Book Review: The Coyotes of Carthage by Steven Wright

The Coyotes of Carthage

Steven Wright

April 14, 2020

The Coyotes of Carthage by Steven Wright is a blistering and thrilling debut―a biting exploration of American politics, set in a small South Carolina town, about a political operative running a dark money campaign for his corporate clients.

Dre Ross is about to lose his job as a political consultant after going way too hard on an opposing candidate in a race his team was already winning. His boss and mentor, K Street legend Fiona Fitzpatrick, gives him one last chance—persuade the citizens of the rural town of Carthage, South Carolina, to open their pristine public lands for private sale. With $250,000 in dark money from the company that wants to mine said lands for minerals, this should be a cakewalk for the savvy, experienced Dre. Certainly, it’s a low-prestige, low-budget job that he’d ordinarily turn up his nose at, but given his shaky standing at the office, he’s only too happy to take the money and get to work.

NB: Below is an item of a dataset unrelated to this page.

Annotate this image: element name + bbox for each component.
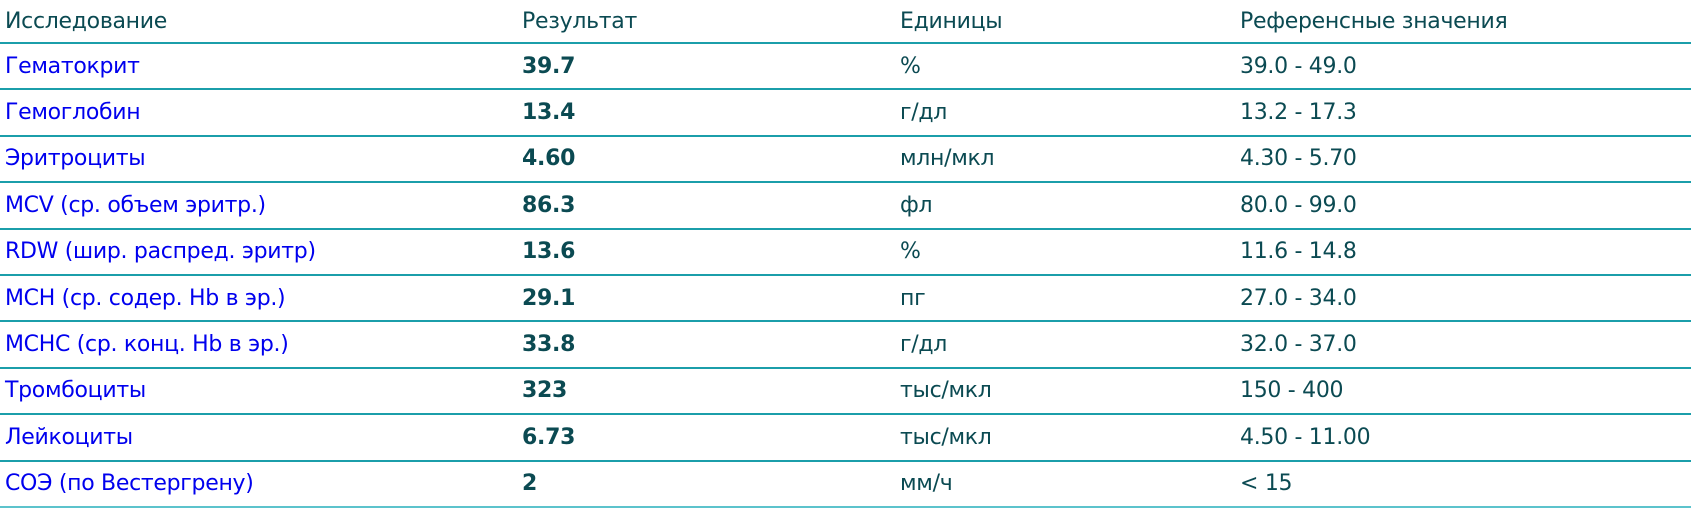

With only one assistant, the 20-something Brendan, to help him, Dre must find a local strawman to collect the signatures needed to place the public-land sale initiative on the upcoming electoral ballot. Despite Dre’s misgivings, they hire Tyler and Chalene Lee, a God-fearing couple down on their luck, to be the public face of what they’re cynically positioning as a fight for liberty, asserting the town residents’ right to dispense of their land as they will without “government” interference. Dre and Brendan sandwich the proposal between an unsurprisingly popular initiative to post a copy of the Bill of Rights in every public building and the more contentious issue of the salary of the City Manager, the quietly competent and thus doomed Paula Carrothers.

As the political fighting gets uglier and spills over into the personal lives of everyone involved, Dre is forced to evaluate his own shortcomings as well as his diminishing hopes for the future. His sense of cynicism, at least, is gratified by his own reception in Carthage. At first fearful that he and Brendan would be easily made as suspicious outsiders looking to bamboozle the locals, he finds that by the end of his tenure, the mostly white residents have a far more comforting, to them, opinion of him.

For three months, he worried that folks might learn he’s a well-paid, high-powered campaign consultant, but now he rests easy knowing that people think he’s simply a bum. And that, to him, epitomizes the kind of place Carthage is. A place where folks will easily believe that a black man with a decades-old criminal record is a wandering rogue but will never—never, ever, not in a million years—believe that this same black man is a political puppeteer running a secret grassroots, corporate-financed dark-money campaign.

 

Bless their little hearts.

Steven Wright uses his years of experience with the law to write a searing indictment of American prejudices and money politics, highlighting how even people who know better will look away from injustice in order to fatten their wallets. The pervasive sense of self-delusion would feel surreal if we didn’t see it in action every day on the news and in our own lives. In particular, the abuse Paula takes as a female town official who just wants to do her job is both horrifying and heartbreaking, and it’s all too recognizable for anyone who’s paid any attention to America’s last few election cycles.

The Coyotes of Carthage offers real insider information not only to the American psyche but also to the slick tactics of political consultants looking to con the American people into voting against their own self-interests. Dre and Brendan use every trick available, from high-tech algorithms that target individual voters to little decorative fillips that invoke patriotism to simple psychological trickery to get people to put pen to paper.

There, Andre finds his pen with erasable ink. He scans each ledger’s first page, scribbles inside one dozen fake names. In his experience, a voter is far more likely to sign a petition if the voter believes that the initiative already enjoys popular support. No one likes to sign a petition first, or second, or eleventh for that matter, but every red-blooded American dreams of joining a noble political cause. He’ll erase these fake names later.

A fascinating look at the skulduggery at work in our current political climate as well as the toll it takes on the spirit of both its practitioners and our nation. The Coyotes of Carthage is an insightful depiction that does not, however, offer solutions to the problem. And that’s okay because this is a novel that aims—as with Upton Sinclair’s The Jungle—to expose the ugliness that enables American capitalism to run unfettered in its present state and start a conversation on how to make things better for the majority and not just the billionaires pulling the strings in the background. It’s a timely novel that I hope doesn’t get overlooked in this time of pandemic—especially considering how relevant its issues continue to be with each passing day.